One thing that gets really lost in the "did he lie about WMDs" discussion on Iraq is that most people seem to think there was a yes/no choice on the war in Iraq. There were so many other factors related to this war. By example, if I were to concede every discredited fact as having been sincerely believed as true back in early 2002 -- there are WMDs, Hussein deals with terrorists, etc., etc., there still remains important fundamental questions about who we are as a country that are not being addressed. The doctrine of Preemptive War is unlike any other doctrine we've ever had in our existence. The idea of not working with the United Nations towards consensus is something we haven't done since WWII. Was it OK to shift resources from Afghanistan to Iraq? For me anyway, the truth that many of the factual premises were eventually untrue does not change the fact that we made a fundamental change in who we are as a nation that I cannot accept was warranted. Matt, are you saying that because Bush I did not continue on to Baghdad, that by itself is enough reason for the U.S. to announce to the World that is an aggressor nation?
Nope. A policy of containment while working to spark some sort of democratic fire from within might have been an idea. Worked pretty well in eastern europe. As far as your "we owe it to them after 1991" theory, I am not buying it for purely selfish reasons. We have our own threats and our own security at risk. We have to take care of the guy with a gun pointed at our heads first, before we play good samaritan for a group that frankly doesn't like us very much.

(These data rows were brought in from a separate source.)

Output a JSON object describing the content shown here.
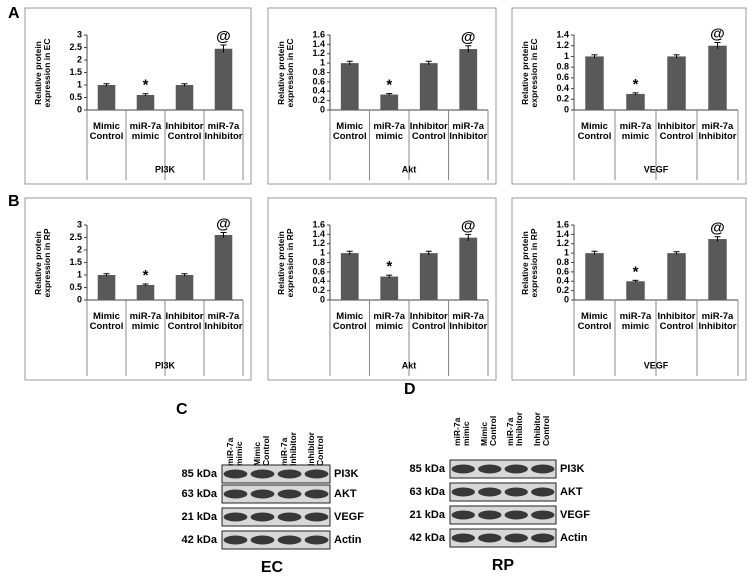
{
  "panel_labels": [
    "A",
    "B"
  ],
  "chart_data": [
    {
      "type": "bar",
      "ylabel": "Relative protein expression in EC",
      "xlabel": "PI3K",
      "categories": [
        "Mimic Control",
        "miR-7a mimic",
        "Inhibitor Control",
        "miR-7a Inhibitor"
      ],
      "values": [
        1,
        0.6,
        1,
        2.45
      ],
      "errors": [
        0.05,
        0.05,
        0.05,
        0.15
      ],
      "markers": [
        null,
        "*",
        null,
        "@"
      ],
      "color": "#595959",
      "ylim": [
        0,
        3
      ],
      "yticks": [
        0,
        0.5,
        1,
        1.5,
        2,
        2.5,
        3
      ]
    },
    {
      "type": "bar",
      "ylabel": "Relative protein expression in EC",
      "xlabel": "Akt",
      "categories": [
        "Mimic Control",
        "miR-7a mimic",
        "Inhibitor Control",
        "miR-7a Inhibitor"
      ],
      "values": [
        1,
        0.33,
        1,
        1.3
      ],
      "errors": [
        0.04,
        0.02,
        0.04,
        0.07
      ],
      "markers": [
        null,
        "*",
        null,
        "@"
      ],
      "color": "#595959",
      "ylim": [
        0,
        1.6
      ],
      "yticks": [
        0,
        0.2,
        0.4,
        0.6,
        0.8,
        1,
        1.2,
        1.4,
        1.6
      ]
    },
    {
      "type": "bar",
      "ylabel": "Relative protein expression in EC",
      "xlabel": "VEGF",
      "categories": [
        "Mimic Control",
        "miR-7a mimic",
        "Inhibitor Control",
        "miR-7a Inhibitor"
      ],
      "values": [
        1,
        0.3,
        1,
        1.2
      ],
      "errors": [
        0.03,
        0.02,
        0.03,
        0.06
      ],
      "markers": [
        null,
        "*",
        null,
        "@"
      ],
      "color": "#595959",
      "ylim": [
        0,
        1.4
      ],
      "yticks": [
        0,
        0.2,
        0.4,
        0.6,
        0.8,
        1,
        1.2,
        1.4
      ]
    },
    {
      "type": "bar",
      "ylabel": "Relative protein expression in RP",
      "xlabel": "PI3K",
      "categories": [
        "Mimic Control",
        "miR-7a mimic",
        "Inhibitor Control",
        "miR-7a Inhibitor"
      ],
      "values": [
        1,
        0.6,
        1,
        2.6
      ],
      "errors": [
        0.05,
        0.04,
        0.05,
        0.1
      ],
      "markers": [
        null,
        "*",
        null,
        "@"
      ],
      "color": "#595959",
      "ylim": [
        0,
        3
      ],
      "yticks": [
        0,
        0.5,
        1,
        1.5,
        2,
        2.5,
        3
      ]
    },
    {
      "type": "bar",
      "ylabel": "Relative protein expression in RP",
      "xlabel": "Akt",
      "categories": [
        "Mimic Control",
        "miR-7a mimic",
        "Inhibitor Control",
        "miR-7a Inhibitor"
      ],
      "values": [
        1,
        0.5,
        1,
        1.33
      ],
      "errors": [
        0.04,
        0.03,
        0.04,
        0.07
      ],
      "markers": [
        null,
        "*",
        null,
        "@"
      ],
      "color": "#595959",
      "ylim": [
        0,
        1.6
      ],
      "yticks": [
        0,
        0.2,
        0.4,
        0.6,
        0.8,
        1,
        1.2,
        1.4,
        1.6
      ]
    },
    {
      "type": "bar",
      "ylabel": "Relative protein expression in RP",
      "xlabel": "VEGF",
      "categories": [
        "Mimic Control",
        "miR-7a mimic",
        "Inhibitor Control",
        "miR-7a Inhibitor"
      ],
      "values": [
        1,
        0.4,
        1,
        1.3
      ],
      "errors": [
        0.04,
        0.02,
        0.03,
        0.05
      ],
      "markers": [
        null,
        "*",
        null,
        "@"
      ],
      "color": "#595959",
      "ylim": [
        0,
        1.6
      ],
      "yticks": [
        0,
        0.2,
        0.4,
        0.6,
        0.8,
        1,
        1.2,
        1.4,
        1.6
      ]
    }
  ],
  "blots": [
    {
      "label": "C",
      "caption": "EC",
      "lanes": [
        "miR-7a mimic",
        "Mimic Control",
        "miR-7a Inhibitor",
        "Inhibitor Control"
      ],
      "rows": [
        {
          "kda": "85 kDa",
          "protein": "PI3K"
        },
        {
          "kda": "63 kDa",
          "protein": "AKT"
        },
        {
          "kda": "21 kDa",
          "protein": "VEGF"
        },
        {
          "kda": "42 kDa",
          "protein": "Actin"
        }
      ]
    },
    {
      "label": "D",
      "caption": "RP",
      "lanes": [
        "miR-7a mimic",
        "Mimic Control",
        "miR-7a Inhibitor",
        "Inhibitor Control"
      ],
      "rows": [
        {
          "kda": "85 kDa",
          "protein": "PI3K"
        },
        {
          "kda": "63 kDa",
          "protein": "AKT"
        },
        {
          "kda": "21 kDa",
          "protein": "VEGF"
        },
        {
          "kda": "42 kDa",
          "protein": "Actin"
        }
      ]
    }
  ]
}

Psst. Dammit! [hushed neocon voice] you really should read your morning talking points email before posting. We aren't saying the E-G-Y-P-T word out loud anymore when talking about "freedom is on the march." [hushed neocon voice] Egypt’s presidential elections last September were supposed to be the highlight of the Bush administration’s campaign to promote democracy in the Middle East. Instead, they’ve become an embarrassing acknowledgement of its failure. http://www.msnbc.msn.com/id/10654690/site/newsweek/ It's kind of difficult to hold up a country as an example of the Bush adminisration's success, when its leader has his main opposition dragged to the most public square where his security thugs hold him down with a boot on his neck for an hour before throwing him in jail.
The Iraqi people's throwing off the shackles of oppression by a murderous dictator would've been impossible without our sending in more than 100,000 troops? That'll be news to millions of people across Eastern Europe.
Are you saying that we didn't support Lech Walesa? Are you saying that we didn't build a cold war arsenal to make the USSR compete with us millitarily and thus fall under its own weight? We did none of these things in Iraq, so the situation is completely different We peomised support and delivered bupkis and because of that, thousands are dead and we put orselve in a pickle by requiring heavy forces in places we shouldn't have been. It's not by itself. If Saddam would have gotten his shinola together after 1991 and disclosed that he was not a threat, and not killed thousands of his own people, then he would still be in power today.
Oh he's a fake. That's for sure. Nor was he a man from hope or have his holiday in Cambodia seered into his memory. All politicians are fake.